Yang lagi pada demam bola, ada satu cerita nih. Tapi agak sedikit imajinatif alias ngayal. Nggak apa-apa deh, biar ngayal, asal bahagia, daripada nyata susah tertawa? Lho, nggak nyambung. Biarin.. hahha. Monggo dibaca aja ceritanya
Bang Bodan
http://duasatumovie.blogspot.com |
“Semalem nonton tsubasa nggak?” tanya Dadan sepulang sekolah.
“Iya, wah, keren banget tendangannya. Gawang Wakasimatsu akhirnya jebol juga sama tendangan jarak jauhnya Tsubasa,” aku menanggapi. “kalau punya tendangan kayak dia, pasti keren banget. Bisa-bisa aku jadi pemain bola terkenal, hehehe.” Tersenyum, seraya membayangkan keajaiban tersebut benar-benar terjadi kepadaku.
“Huuu.. ngayal,” timpal Badun. Yang lain ikut menyoraki. Aku hanya tersenyum, masih asyik dengan khayalanku.
“Tapi gawangnya wakabayasi jebol juga sama tendangan elangnya Hyuga,” Didin menambahi.
“Tapi ntar akhirnya timnya Tsubasa juga yang menang. Masa jagoannya kalah,” kataku membela diri.
“Yeee.. mana bisa. Koziro Hyuga dan kawan-kawan yang menang. Enak aja,” Didin menimpali.
“Sok tahu nih kalian berdua, nanti tuh hasilnya seri, kalo nggak salah 2-2,” kali ini Titin angkat bicara, menengahi perseteruan antara aku dan Didin yang mendukung tim unggulan kami masing-masing.
“Tahu darimana kamu?” tanyaku penasaran.
“Yeee.. itu tuh udah diulang-ulang terus ya.. kalian aja yang telat nontonnya.
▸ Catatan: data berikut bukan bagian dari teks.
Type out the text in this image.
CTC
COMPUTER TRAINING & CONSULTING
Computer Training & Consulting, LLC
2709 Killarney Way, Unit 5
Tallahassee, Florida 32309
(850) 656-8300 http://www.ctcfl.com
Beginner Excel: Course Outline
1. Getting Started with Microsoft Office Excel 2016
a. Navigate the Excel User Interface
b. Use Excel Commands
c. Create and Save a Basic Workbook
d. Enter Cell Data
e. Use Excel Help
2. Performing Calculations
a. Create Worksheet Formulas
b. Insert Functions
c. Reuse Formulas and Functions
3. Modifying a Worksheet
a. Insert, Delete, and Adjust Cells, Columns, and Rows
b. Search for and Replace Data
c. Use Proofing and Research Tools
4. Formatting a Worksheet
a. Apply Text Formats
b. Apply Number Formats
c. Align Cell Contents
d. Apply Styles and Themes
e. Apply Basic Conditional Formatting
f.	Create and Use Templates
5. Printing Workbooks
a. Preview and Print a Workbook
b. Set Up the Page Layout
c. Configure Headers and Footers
Tsubasa kan film lama banget.”
Aku, Didin, dan yang laen hanya meng-O secara bersamaan. Titin hanya melengos melihat ekspresi kami yang terlihat bodoh.
“Eh, ntar sore ada sepak bola kan di lapangan perkebunan?” Titin mengingatkan.
“Ow, iya... aku juga denger semalem abangku bilang kalo ada pertandingan nanti sore di lapangan perkebunan,” kataku teringat pembicaraan abang dengan temannya sehabis magrib di masjid kamarin.
“Mana sama mana yang tanding?” tanya Badun.
“Gawang sana sama gawang sini,” celetukku.
“Anak ayam juga tahu. Maksudku tim mana yang tanding, DODOL!” ujar Badung geram.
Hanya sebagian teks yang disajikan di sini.